Load the sample data.

加载hospitaltbl = table(医院。...'variablenames',,,,{'Age',,,,'Weight',,,,'Smoker',,,,'BloodPressure'});tbl.smoker =分类(tbl.smoker);

拟合线性回归模型。

mdl = fitlm(tbl,'BloodPressure ~ Age*Weight + Smoker + Weight^2'
mdl = Linear regression model: BloodPressure ~ 1 + Smoker + Age*Weight + Weight^2 Estimated Coefficients: Estimate SE tStat pValue __________ _________ ________ __________ (Intercept) 168.02 27.694 6.067 2.7149e-08 Age 0.079569 0.39861 0.19962 0.84221 Weight -0.69041 0.3435 -2.0099 0.047305 Smoker_true 9.8027 1.0256 9.5584 1.5969e-15 Age:Weight 0.00021796 0.0025258 0.086294 0.93142 Weight^2 0.0021877 0.0011037 1.9822 0.050375 Number of observations: 100, Error degrees of freedom: 94 Root Mean Squared Error: 4.73 R-squared: 0.528, Adjusted R- 平方:0.503 F统计与常数模型:21,P值= 4.81E-14

线性拟合与常数模型的F统计量为21,p-value of 4.81e-14. The model is significant at the 5% significance level. The R-squared value of 0.528 means the model explains about 53% of the variability in the response. There might be other predictor (explanatory) variables that are not included in the current model.

You can also programmatically access the F-statistic of the model.

mdl.ModelFitVsNullModel
ans =struct with fields:FSTAT:21.0120 PVALUE:4.8099E-14 NULLMODEL:'常数'

显示拟合模型的ANOVA表。

方差分析(MDL,'summary'
ans=5×5 tablesumSq DF MeanSq F pValue ______ __ ______ ______ __________ Total 4461.2 99 45.062 Model 2354.5 5 470.9 21.012 4.8099e-14 . Linear 2263.3 3 754.42 33.663 7.2417e-15 . Nonlinear 91.248 2 45.624 2.0358 0.1363 Residual 2106.6 94 22.411

该显示将模型中的可变性分为线性和非线性项。由于有两个非线性术语(重量^2以及之间的相互作用重量and年龄),非线性自由度DF列为2。模型中有三个线性术语(一个吸烟者一世ndicator variable,重量,,,,and年龄)。The corresponding F-statistics in theF列用于测试线性和非线性项作为单独组的重要性。

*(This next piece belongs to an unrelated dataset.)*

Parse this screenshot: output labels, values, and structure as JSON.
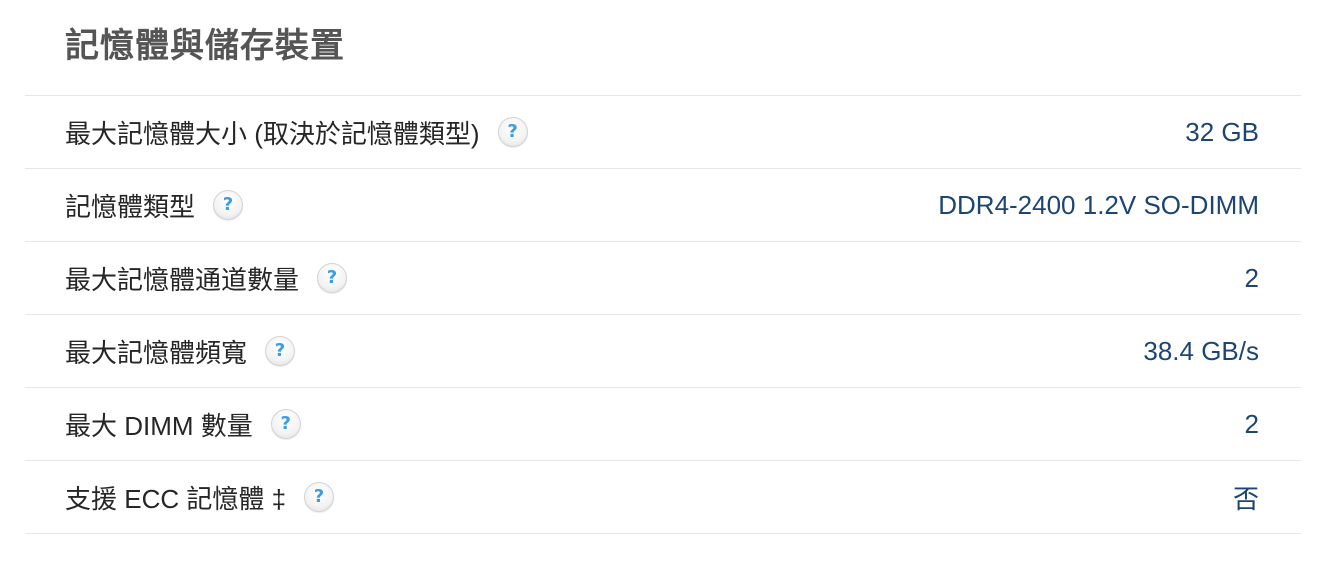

When there are replicated observations, the residual term is also separated into two parts; first is the error due to the lack of fit, and second is the pure error independent from the model, obtained from the replicated observations. In that case, the F-statistic is for testing the lack of fit, that is, whether the fit is adequate or not. But, in this example, there are no replicated observations.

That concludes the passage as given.